In that case, the attorneys solicited accident victims at a hospital and at home. Falanga and Chalker did not personally solicit clients.

Instead, they bought lunch and offered free legal advice for chiropractors and doctors who recommended the lawyer’s services to patients and grieving family members.

Falanga and Chalker had asked the appellate court to follow the US Supreme Court’s holding in Edenfield vs. Fane, 597 U.S. 761 (1993), which held unconstitutional a total ban on in-person solicitation by certified public accountants.

But the appeals court found that Ohralik governed their case because there was a greater danger of overreaching by lawyers, trained in the art of persuasion, in soliciting personal injury clients than by CPAs soliciting experienced business clients.

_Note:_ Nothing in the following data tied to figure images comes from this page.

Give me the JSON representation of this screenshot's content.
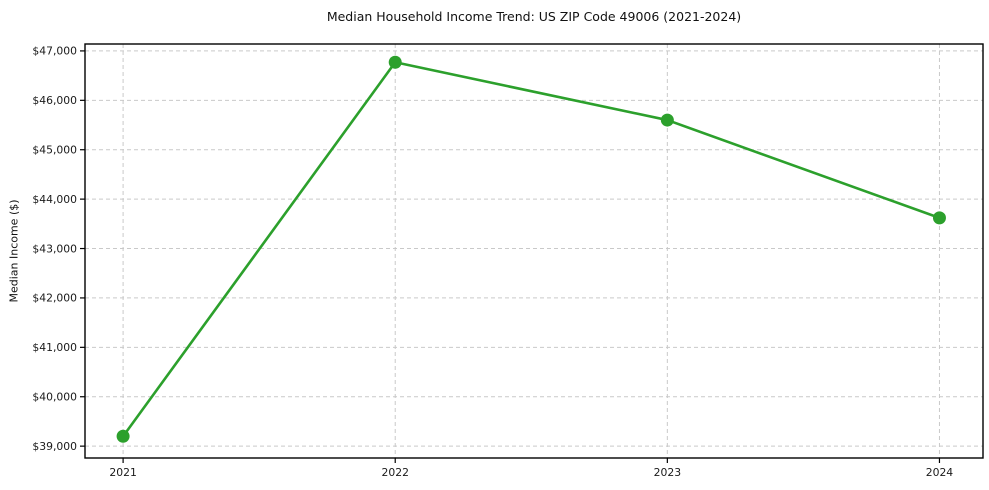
{
  "chart_data": {
    "type": "line",
    "title": "Median Household Income Trend: US ZIP Code 49006 (2021-2024)",
    "xlabel": "",
    "ylabel": "Median Income ($)",
    "x": [
      2021,
      2022,
      2023,
      2024
    ],
    "x_tick_labels": [
      "2021",
      "2022",
      "2023",
      "2024"
    ],
    "series": [
      {
        "name": "Median Household Income",
        "values": [
          39200,
          46770,
          45600,
          43620
        ],
        "color": "#2ca02c",
        "marker": "circle",
        "line_width": 2.6,
        "marker_radius": 6.5
      }
    ],
    "y_ticks": [
      39000,
      40000,
      41000,
      42000,
      43000,
      44000,
      45000,
      46000,
      47000
    ],
    "y_tick_labels": [
      "$39,000",
      "$40,000",
      "$41,000",
      "$42,000",
      "$43,000",
      "$44,000",
      "$45,000",
      "$46,000",
      "$47,000"
    ],
    "xlim": [
      2020.86,
      2024.16
    ],
    "ylim": [
      38760,
      47140
    ],
    "grid": true,
    "grid_style": "dashed",
    "legend_position": "none",
    "colors": {
      "grid": "#c9c9c9",
      "axis": "#000000",
      "text": "#1a1a1a",
      "background": "#ffffff"
    }
  }
}
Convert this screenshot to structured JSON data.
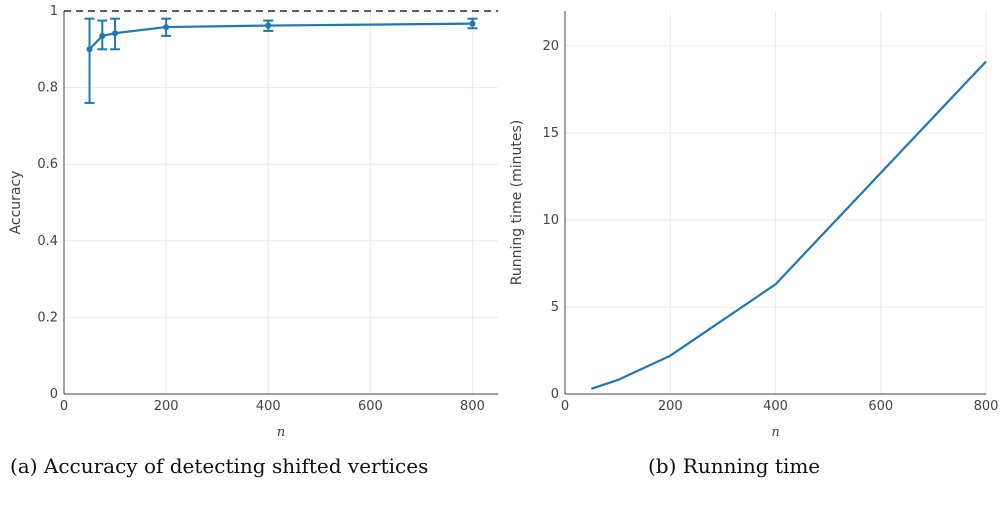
{
  "chart_data": [
    {
      "type": "line",
      "caption": "(a) Accuracy of detecting shifted vertices",
      "xlabel": "n",
      "ylabel": "Accuracy",
      "xlim": [
        0,
        850
      ],
      "ylim": [
        0,
        1
      ],
      "x_ticks": [
        0,
        200,
        400,
        600,
        800
      ],
      "y_ticks": [
        0,
        0.2,
        0.4,
        0.6,
        0.8,
        1
      ],
      "x_tick_labels": [
        "0",
        "200",
        "400",
        "600",
        "800"
      ],
      "y_tick_labels": [
        "0",
        "0.2",
        "0.4",
        "0.6",
        "0.8",
        "1"
      ],
      "grid": true,
      "reference_line": {
        "y": 1,
        "style": "dashed",
        "color": "#000000"
      },
      "color": "#1f77b4",
      "series": [
        {
          "x": [
            50,
            75,
            100,
            200,
            400,
            800
          ],
          "y": [
            0.9,
            0.935,
            0.942,
            0.958,
            0.962,
            0.967
          ],
          "error_low": [
            0.76,
            0.9,
            0.9,
            0.935,
            0.948,
            0.955
          ],
          "error_high": [
            0.98,
            0.975,
            0.98,
            0.98,
            0.975,
            0.98
          ]
        }
      ]
    },
    {
      "type": "line",
      "caption": "(b) Running time",
      "xlabel": "n",
      "ylabel": "Running time (minutes)",
      "xlim": [
        0,
        800
      ],
      "ylim": [
        0,
        22
      ],
      "x_ticks": [
        0,
        200,
        400,
        600,
        800
      ],
      "y_ticks": [
        0,
        5,
        10,
        15,
        20
      ],
      "x_tick_labels": [
        "0",
        "200",
        "400",
        "600",
        "800"
      ],
      "y_tick_labels": [
        "0",
        "5",
        "10",
        "15",
        "20"
      ],
      "grid": true,
      "color": "#1f77b4",
      "series": [
        {
          "x": [
            50,
            100,
            200,
            400,
            800
          ],
          "y": [
            0.3,
            0.8,
            2.2,
            6.3,
            19.1
          ]
        }
      ]
    }
  ]
}
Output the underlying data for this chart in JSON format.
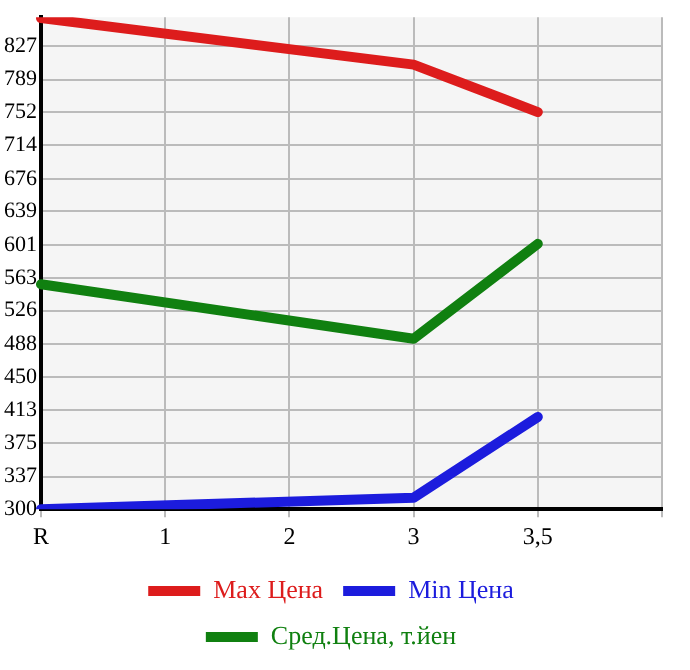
{
  "chart_data": {
    "type": "line",
    "categories": [
      "R",
      "1",
      "2",
      "3",
      "3,5",
      null
    ],
    "series": [
      {
        "name": "Max Цена",
        "color": "#dd1c1c",
        "values": [
          859,
          null,
          null,
          806,
          752,
          null
        ]
      },
      {
        "name": "Min Цена",
        "color": "#1c1cdd",
        "values": [
          300,
          null,
          null,
          313,
          405,
          null
        ]
      },
      {
        "name": "Сред.Цена, т.йен",
        "color": "#108010",
        "values": [
          556,
          null,
          null,
          494,
          602,
          null
        ]
      }
    ],
    "ylim": [
      300,
      860
    ],
    "yticks": [
      300,
      337,
      375,
      413,
      450,
      488,
      526,
      563,
      601,
      639,
      676,
      714,
      752,
      789,
      827
    ],
    "grid": true,
    "legend": "bottom",
    "marker": "none",
    "line_style": "solid"
  }
}
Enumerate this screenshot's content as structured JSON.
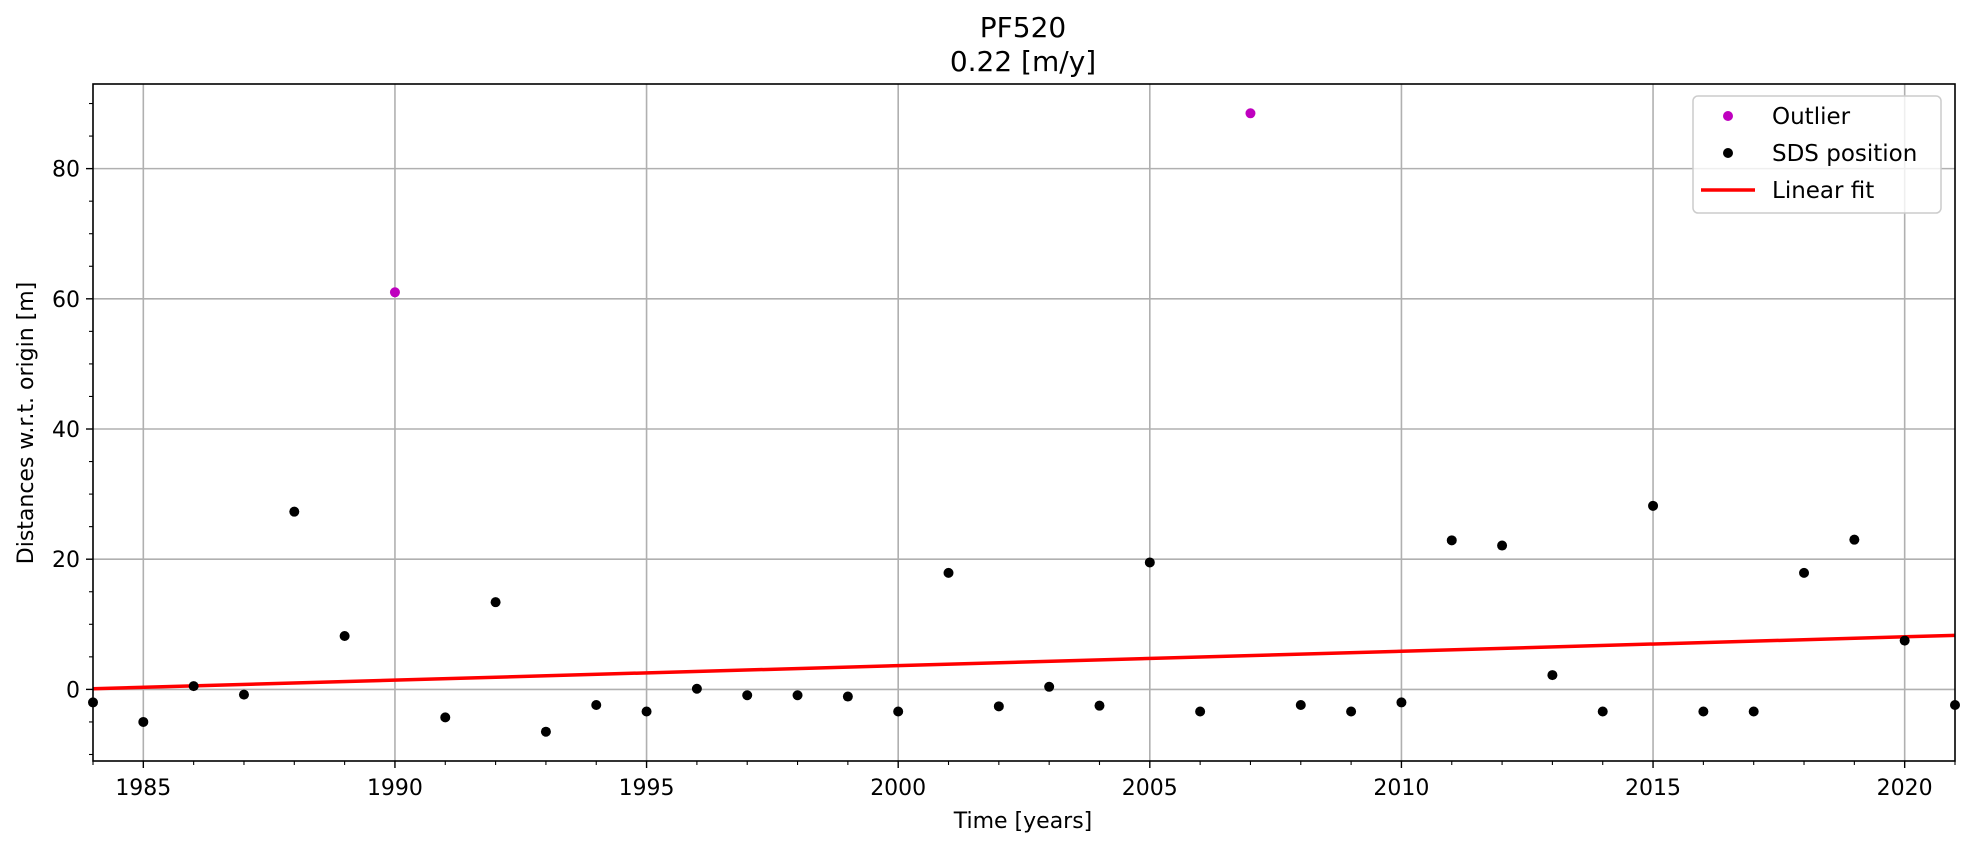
{
  "chart_data": {
    "type": "scatter",
    "title": "PF520",
    "subtitle": "0.22 [m/y]",
    "xlabel": "Time [years]",
    "ylabel": "Distances w.r.t. origin [m]",
    "xlim": [
      1984,
      2021
    ],
    "ylim": [
      -11,
      93
    ],
    "xticks": [
      1985,
      1990,
      1995,
      2000,
      2005,
      2010,
      2015,
      2020
    ],
    "yticks": [
      0,
      20,
      40,
      60,
      80
    ],
    "grid": true,
    "legend_position": "top-right",
    "series": [
      {
        "name": "Outlier",
        "kind": "scatter",
        "color": "#bf00bf",
        "points": [
          {
            "x": 1990,
            "y": 61.0
          },
          {
            "x": 2007,
            "y": 88.5
          }
        ]
      },
      {
        "name": "SDS position",
        "kind": "scatter",
        "color": "#000000",
        "points": [
          {
            "x": 1984,
            "y": -2.0
          },
          {
            "x": 1985,
            "y": -5.0
          },
          {
            "x": 1986,
            "y": 0.5
          },
          {
            "x": 1987,
            "y": -0.8
          },
          {
            "x": 1988,
            "y": 27.3
          },
          {
            "x": 1989,
            "y": 8.2
          },
          {
            "x": 1991,
            "y": -4.3
          },
          {
            "x": 1992,
            "y": 13.4
          },
          {
            "x": 1993,
            "y": -6.5
          },
          {
            "x": 1994,
            "y": -2.4
          },
          {
            "x": 1995,
            "y": -3.4
          },
          {
            "x": 1996,
            "y": 0.1
          },
          {
            "x": 1997,
            "y": -0.9
          },
          {
            "x": 1998,
            "y": -0.9
          },
          {
            "x": 1999,
            "y": -1.1
          },
          {
            "x": 2000,
            "y": -3.4
          },
          {
            "x": 2001,
            "y": 17.9
          },
          {
            "x": 2002,
            "y": -2.6
          },
          {
            "x": 2003,
            "y": 0.4
          },
          {
            "x": 2004,
            "y": -2.5
          },
          {
            "x": 2005,
            "y": 19.5
          },
          {
            "x": 2006,
            "y": -3.4
          },
          {
            "x": 2008,
            "y": -2.4
          },
          {
            "x": 2009,
            "y": -3.4
          },
          {
            "x": 2010,
            "y": -2.0
          },
          {
            "x": 2011,
            "y": 22.9
          },
          {
            "x": 2012,
            "y": 22.1
          },
          {
            "x": 2013,
            "y": 2.2
          },
          {
            "x": 2014,
            "y": -3.4
          },
          {
            "x": 2015,
            "y": 28.2
          },
          {
            "x": 2016,
            "y": -3.4
          },
          {
            "x": 2017,
            "y": -3.4
          },
          {
            "x": 2018,
            "y": 17.9
          },
          {
            "x": 2019,
            "y": 23.0
          },
          {
            "x": 2020,
            "y": 7.5
          },
          {
            "x": 2021,
            "y": -2.4
          }
        ]
      },
      {
        "name": "Linear fit",
        "kind": "line",
        "color": "#ff0000",
        "points": [
          {
            "x": 1984,
            "y": 0.1
          },
          {
            "x": 2021,
            "y": 8.3
          }
        ]
      }
    ]
  }
}
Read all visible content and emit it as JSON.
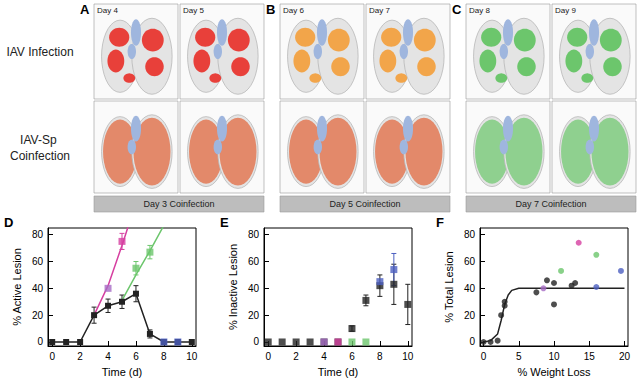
{
  "figure": {
    "row_labels": [
      "IAV Infection",
      "IAV-Sp Coinfection"
    ],
    "lung_panels": [
      {
        "letter": "A",
        "days": [
          "Day 4",
          "Day 5"
        ],
        "color": "#e8403a",
        "coinfection": "Day 3 Coinfection",
        "coinfection_color": "#e3896a"
      },
      {
        "letter": "B",
        "days": [
          "Day 6",
          "Day 7"
        ],
        "color": "#f2a54a",
        "coinfection": "Day 5 Coinfection",
        "coinfection_color": "#e3896a"
      },
      {
        "letter": "C",
        "days": [
          "Day 8",
          "Day 9"
        ],
        "color": "#6cc66c",
        "coinfection": "Day 7 Coinfection",
        "coinfection_color": "#8fd08f"
      }
    ]
  },
  "chart_data": [
    {
      "type": "scatter",
      "panel": "D",
      "xlabel": "Time (d)",
      "ylabel": "% Active Lesion",
      "xlim": [
        -0.3,
        10.3
      ],
      "xticks": [
        0,
        2,
        4,
        6,
        8,
        10
      ],
      "ylim": [
        -3,
        85
      ],
      "yticks": [
        0,
        20,
        40,
        60,
        80
      ],
      "grid": false,
      "series": [
        {
          "type": "line",
          "marker": "none",
          "color": "#d63fa0",
          "points": [
            [
              3,
              20
            ],
            [
              4,
              42
            ],
            [
              5,
              72
            ],
            [
              5.5,
              88
            ]
          ]
        },
        {
          "type": "line",
          "marker": "none",
          "color": "#6cc66c",
          "points": [
            [
              5,
              31
            ],
            [
              6,
              50
            ],
            [
              7,
              68
            ],
            [
              8,
              87
            ]
          ]
        },
        {
          "type": "line",
          "marker": "square",
          "color": "#222222",
          "points": [
            [
              0,
              0
            ],
            [
              1,
              0
            ],
            [
              2,
              0
            ],
            [
              3,
              20
            ],
            [
              4,
              27
            ],
            [
              5,
              30
            ],
            [
              6,
              36
            ],
            [
              7,
              6
            ],
            [
              8,
              0
            ],
            [
              9,
              0
            ],
            [
              10,
              0
            ]
          ],
          "errors": [
            null,
            null,
            null,
            6,
            5,
            5,
            6,
            3,
            null,
            null,
            null
          ]
        },
        {
          "type": "scatter",
          "marker": "square",
          "color": "#a66bc4",
          "points": [
            [
              4,
              40
            ]
          ]
        },
        {
          "type": "scatter",
          "marker": "square",
          "color": "#d63fa0",
          "points": [
            [
              5,
              75
            ]
          ],
          "errors": [
            6
          ]
        },
        {
          "type": "scatter",
          "marker": "square",
          "color": "#6cc66c",
          "points": [
            [
              6,
              55
            ],
            [
              7,
              67
            ]
          ],
          "errors": [
            5,
            5
          ]
        },
        {
          "type": "scatter",
          "marker": "square",
          "color": "#4c5fc0",
          "points": [
            [
              8,
              0
            ],
            [
              9,
              0
            ]
          ]
        }
      ]
    },
    {
      "type": "scatter",
      "panel": "E",
      "xlabel": "Time (d)",
      "ylabel": "% Inactive Lesion",
      "xlim": [
        -0.3,
        10.3
      ],
      "xticks": [
        0,
        2,
        4,
        6,
        8,
        10
      ],
      "ylim": [
        -3,
        85
      ],
      "yticks": [
        0,
        20,
        40,
        60,
        80
      ],
      "grid": false,
      "series": [
        {
          "type": "scatter",
          "marker": "square",
          "color": "#222222",
          "points": [
            [
              0,
              0
            ],
            [
              1,
              0
            ],
            [
              2,
              0
            ],
            [
              3,
              0
            ],
            [
              4,
              0
            ],
            [
              5,
              0
            ],
            [
              6,
              10
            ],
            [
              7,
              31
            ],
            [
              8,
              42
            ],
            [
              9,
              43
            ],
            [
              10,
              28
            ]
          ],
          "errors": [
            null,
            null,
            null,
            null,
            null,
            null,
            2,
            4,
            8,
            15,
            15
          ]
        },
        {
          "type": "scatter",
          "marker": "square",
          "color": "#a66bc4",
          "points": [
            [
              4,
              0
            ]
          ]
        },
        {
          "type": "scatter",
          "marker": "square",
          "color": "#d63fa0",
          "points": [
            [
              5,
              0
            ]
          ]
        },
        {
          "type": "scatter",
          "marker": "square",
          "color": "#6cc66c",
          "points": [
            [
              6,
              0
            ],
            [
              7,
              0
            ]
          ]
        },
        {
          "type": "scatter",
          "marker": "square",
          "color": "#4c5fc0",
          "points": [
            [
              8,
              45
            ],
            [
              9,
              54
            ]
          ],
          "errors": [
            null,
            12
          ]
        }
      ]
    },
    {
      "type": "scatter",
      "panel": "F",
      "xlabel": "% Weight Loss",
      "ylabel": "% Total Lesion",
      "xlim": [
        -0.5,
        20.5
      ],
      "xticks": [
        0,
        5,
        10,
        15,
        20
      ],
      "ylim": [
        -3,
        85
      ],
      "yticks": [
        0,
        20,
        40,
        60,
        80
      ],
      "grid": false,
      "series": [
        {
          "type": "line",
          "marker": "none",
          "color": "#222222",
          "points": [
            [
              0,
              0
            ],
            [
              1,
              1
            ],
            [
              2,
              6
            ],
            [
              2.5,
              16
            ],
            [
              3,
              28
            ],
            [
              3.5,
              35
            ],
            [
              4,
              38.5
            ],
            [
              5,
              40
            ],
            [
              20,
              40
            ]
          ]
        },
        {
          "type": "scatter",
          "marker": "circle",
          "color": "#222222",
          "points": [
            [
              0,
              0
            ],
            [
              1,
              0
            ],
            [
              2,
              1
            ],
            [
              2.5,
              20
            ],
            [
              3,
              30
            ],
            [
              3,
              27
            ],
            [
              7.5,
              37
            ],
            [
              9,
              46
            ],
            [
              10,
              28
            ],
            [
              10,
              44
            ],
            [
              12.5,
              42
            ],
            [
              13,
              44
            ]
          ]
        },
        {
          "type": "scatter",
          "marker": "circle",
          "color": "#a66bc4",
          "points": [
            [
              8.5,
              40
            ]
          ]
        },
        {
          "type": "scatter",
          "marker": "circle",
          "color": "#6cc66c",
          "points": [
            [
              11,
              53
            ],
            [
              16,
              65
            ]
          ]
        },
        {
          "type": "scatter",
          "marker": "circle",
          "color": "#d63fa0",
          "points": [
            [
              13.5,
              74
            ]
          ]
        },
        {
          "type": "scatter",
          "marker": "circle",
          "color": "#4c5fc0",
          "points": [
            [
              16,
              41
            ],
            [
              19.5,
              53
            ]
          ]
        }
      ]
    }
  ]
}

Less clear is whether more modern, less intensive kinds of clients solicitation can be banned.

Can a lawyer solicit by e-mail? By message left on an answering machine?

Future courts may have to decide.

(See: Hope Vines Samborn, "Trends in the Law: Cloudy Standards For Rainmaking", ABA Journal, November 1998. Chicago, Illinois: American Bar Association (ABA), p. 30).